Photo caption: John Lewis, leading peaceful protestors on voting rights march from Selma to Montgomery

John Lewis, an icon of the civil rights era, has died at the age of 80. The son of sharecroppers, he would go on to become chairman of the Student Nonviolent Coordinating Committee in the 1960s and was instrumental as a member of the “Big Six” in organizing the March on Washington and leading the Civil Rights Movement to end segregation in the United States.

Lewis admired Dr. Martin Luther King, Jr. and credits him with inspiring him to public service. Lewis shared King’s sentiments on non-violence and would go on to be arrested and beaten in his commitment and efforts to protest Jim Crow laws of the South. In a peaceful protest from Selma to Montgomery, Ala., Lewis sustained a fractured skull at the hands of state troopers and local lawmen.

President Barack Obama awarded Lewis the Presidential Medal of Freedom in 2011 and called him the “conscience of the United States Congress” for his courage and commitment to justice and equality. Elected to Congress in 1986, Lewis served as a member of the U.S. House of Representatives from Georgia’s 5th district from Jan. 3, 1987 until his death on July 17, 2020.

Lewis authored several books, including Walking With the Wind: A Memoir of the Movement and Across That Bridge: Life Lessons and a Vision for Change and a graphic novel trilogy that chronicled his experiences and insights from the Civil Rights Movement. Lewis was also awarded the NAACP’s Spingarn Medal and the sole John F. Kennedy “Profile in Courage Award ” for Lifetime Achievement.

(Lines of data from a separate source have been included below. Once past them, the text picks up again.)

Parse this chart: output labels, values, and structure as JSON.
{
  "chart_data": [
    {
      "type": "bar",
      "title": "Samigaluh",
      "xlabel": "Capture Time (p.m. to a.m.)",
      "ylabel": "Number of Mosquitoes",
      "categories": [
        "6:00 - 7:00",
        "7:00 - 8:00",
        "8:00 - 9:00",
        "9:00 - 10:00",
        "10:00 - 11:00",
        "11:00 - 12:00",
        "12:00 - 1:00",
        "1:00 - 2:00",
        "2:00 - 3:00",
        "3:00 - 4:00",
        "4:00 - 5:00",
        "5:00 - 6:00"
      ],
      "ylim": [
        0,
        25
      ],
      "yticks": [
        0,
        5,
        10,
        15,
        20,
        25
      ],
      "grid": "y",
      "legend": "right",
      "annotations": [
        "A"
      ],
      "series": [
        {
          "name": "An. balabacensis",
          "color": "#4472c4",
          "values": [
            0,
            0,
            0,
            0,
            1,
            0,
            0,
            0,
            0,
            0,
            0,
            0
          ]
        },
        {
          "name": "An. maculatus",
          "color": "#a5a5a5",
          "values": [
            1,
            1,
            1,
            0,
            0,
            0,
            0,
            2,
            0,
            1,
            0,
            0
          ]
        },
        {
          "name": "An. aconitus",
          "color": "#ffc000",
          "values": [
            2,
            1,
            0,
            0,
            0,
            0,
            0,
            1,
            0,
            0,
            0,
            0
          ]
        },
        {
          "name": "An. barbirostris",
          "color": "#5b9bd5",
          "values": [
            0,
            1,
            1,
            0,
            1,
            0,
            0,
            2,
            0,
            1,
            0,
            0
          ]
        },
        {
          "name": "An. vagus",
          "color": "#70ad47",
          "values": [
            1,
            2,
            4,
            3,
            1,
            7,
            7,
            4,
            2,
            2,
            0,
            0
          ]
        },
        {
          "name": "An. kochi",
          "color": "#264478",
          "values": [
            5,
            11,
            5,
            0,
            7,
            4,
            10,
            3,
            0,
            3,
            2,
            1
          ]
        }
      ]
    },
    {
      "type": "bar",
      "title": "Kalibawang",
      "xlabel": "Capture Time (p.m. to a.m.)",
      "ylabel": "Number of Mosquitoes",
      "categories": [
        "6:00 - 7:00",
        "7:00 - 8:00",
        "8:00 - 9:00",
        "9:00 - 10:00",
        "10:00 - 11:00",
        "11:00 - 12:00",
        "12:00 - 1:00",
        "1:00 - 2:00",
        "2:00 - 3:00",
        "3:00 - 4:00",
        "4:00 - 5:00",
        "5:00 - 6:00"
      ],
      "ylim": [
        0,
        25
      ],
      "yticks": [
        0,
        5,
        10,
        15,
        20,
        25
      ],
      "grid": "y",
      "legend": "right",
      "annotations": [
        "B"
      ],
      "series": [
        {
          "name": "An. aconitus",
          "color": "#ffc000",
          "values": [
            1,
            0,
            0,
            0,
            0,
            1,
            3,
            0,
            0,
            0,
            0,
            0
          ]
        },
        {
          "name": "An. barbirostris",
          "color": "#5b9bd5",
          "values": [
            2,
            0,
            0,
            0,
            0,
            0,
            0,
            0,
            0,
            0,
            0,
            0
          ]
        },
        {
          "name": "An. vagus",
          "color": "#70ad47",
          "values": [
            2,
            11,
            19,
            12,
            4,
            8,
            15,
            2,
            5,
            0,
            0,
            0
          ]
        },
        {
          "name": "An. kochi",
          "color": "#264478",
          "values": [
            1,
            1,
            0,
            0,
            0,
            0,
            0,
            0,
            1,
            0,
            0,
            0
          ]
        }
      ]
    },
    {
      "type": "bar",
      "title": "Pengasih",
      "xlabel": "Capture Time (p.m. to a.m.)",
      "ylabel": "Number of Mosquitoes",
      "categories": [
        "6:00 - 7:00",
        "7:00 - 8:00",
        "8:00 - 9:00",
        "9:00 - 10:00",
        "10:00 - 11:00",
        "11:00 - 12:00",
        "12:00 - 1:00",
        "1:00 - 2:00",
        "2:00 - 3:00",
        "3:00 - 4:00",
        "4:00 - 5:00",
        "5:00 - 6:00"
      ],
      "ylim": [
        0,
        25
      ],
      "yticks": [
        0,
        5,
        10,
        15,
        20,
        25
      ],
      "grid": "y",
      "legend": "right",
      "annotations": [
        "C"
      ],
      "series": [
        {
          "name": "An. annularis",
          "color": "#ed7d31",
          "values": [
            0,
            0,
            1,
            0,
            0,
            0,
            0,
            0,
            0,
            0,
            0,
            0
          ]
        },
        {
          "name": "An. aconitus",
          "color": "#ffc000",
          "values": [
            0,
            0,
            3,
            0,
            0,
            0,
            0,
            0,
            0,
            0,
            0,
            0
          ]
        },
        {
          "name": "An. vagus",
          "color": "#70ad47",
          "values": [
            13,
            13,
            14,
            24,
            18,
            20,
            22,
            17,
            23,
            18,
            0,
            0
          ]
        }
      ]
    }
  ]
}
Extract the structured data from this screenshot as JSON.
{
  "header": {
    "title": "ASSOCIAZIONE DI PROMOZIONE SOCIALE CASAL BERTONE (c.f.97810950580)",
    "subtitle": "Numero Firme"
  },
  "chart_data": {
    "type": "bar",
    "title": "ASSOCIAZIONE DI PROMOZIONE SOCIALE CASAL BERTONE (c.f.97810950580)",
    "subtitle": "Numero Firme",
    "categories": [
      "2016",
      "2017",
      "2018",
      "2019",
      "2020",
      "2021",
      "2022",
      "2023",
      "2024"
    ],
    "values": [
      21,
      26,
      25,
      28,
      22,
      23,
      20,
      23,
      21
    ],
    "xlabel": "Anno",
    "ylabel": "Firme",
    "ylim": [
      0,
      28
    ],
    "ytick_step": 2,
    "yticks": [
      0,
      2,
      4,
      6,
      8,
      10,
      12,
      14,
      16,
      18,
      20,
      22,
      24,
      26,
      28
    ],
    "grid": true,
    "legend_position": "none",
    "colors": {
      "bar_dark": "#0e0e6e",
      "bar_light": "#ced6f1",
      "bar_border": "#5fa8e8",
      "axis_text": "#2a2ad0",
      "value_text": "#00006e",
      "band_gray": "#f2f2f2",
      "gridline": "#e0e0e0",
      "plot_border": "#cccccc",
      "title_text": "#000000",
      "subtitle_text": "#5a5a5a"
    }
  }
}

Below is a collection of Lewis’ sayings that convey the inspiration that fueled his fight for justice and equality and highlight the courage that drove his efforts to end racial segregation in America.

You must be bold, brave, and courageous and find a way… to get in the way.

I say to people today, ‘You must be prepared if you believe in something. If you believe in something, you have to go for it. As individuals, we may not live to see the end.’

I want to see young people in America feel the spirit of the 1960s and find a way to get in the way. To find a way to get in trouble. Good trouble, necessary trouble.

When you see something that is not right, not fair, not just, you have to speak up. You have to say something; you have to do something.

When growing up, I saw segregation. I saw racial discrimination. I saw those signs that said white men, colored men. White women, colored women. White waiting. And I didn’t like it.

My parents told me in the very beginning as a young child when I raised the question about segregation and racial discrimination, they told me not to get in the way, not to get in trouble, not to make any noise.

Now we have black and white elected officials working together. Today, we have gone beyond just passing laws. Now we have to create a sense that we are one community, one family. Really, we are the American family.

I was so inspired by Dr. King that in 1956, with some of my brothers and sisters and first cousins – I was only 16 years old – we went down to the public library trying to check out some books, and we were told by the librarian that the library was for whites only and not for colors. It was a public library.

When I was a student, I studied philosophy and religion. I talked about being patient. Some people say I was too hopeful, too optimistic, but you have to be optimistic just in keeping with the philosophy of non-violence.

The civil rights movement was based on faith. Many of us who were participants in this movement saw our involvement as an extension of our faith. We saw ourselves doing the work of the Almighty. Segregation and racial discrimination were not in keeping with our faith, so we had to do something.

To make it hard, to make it difficult almost impossible for people to cast a vote is not in keeping with the democratic process.

We are tired of being beaten by policemen. We are tired of seeing our people locked up in jails over and over again. And then you holler, ‘Be patient.’ How long can we be patient?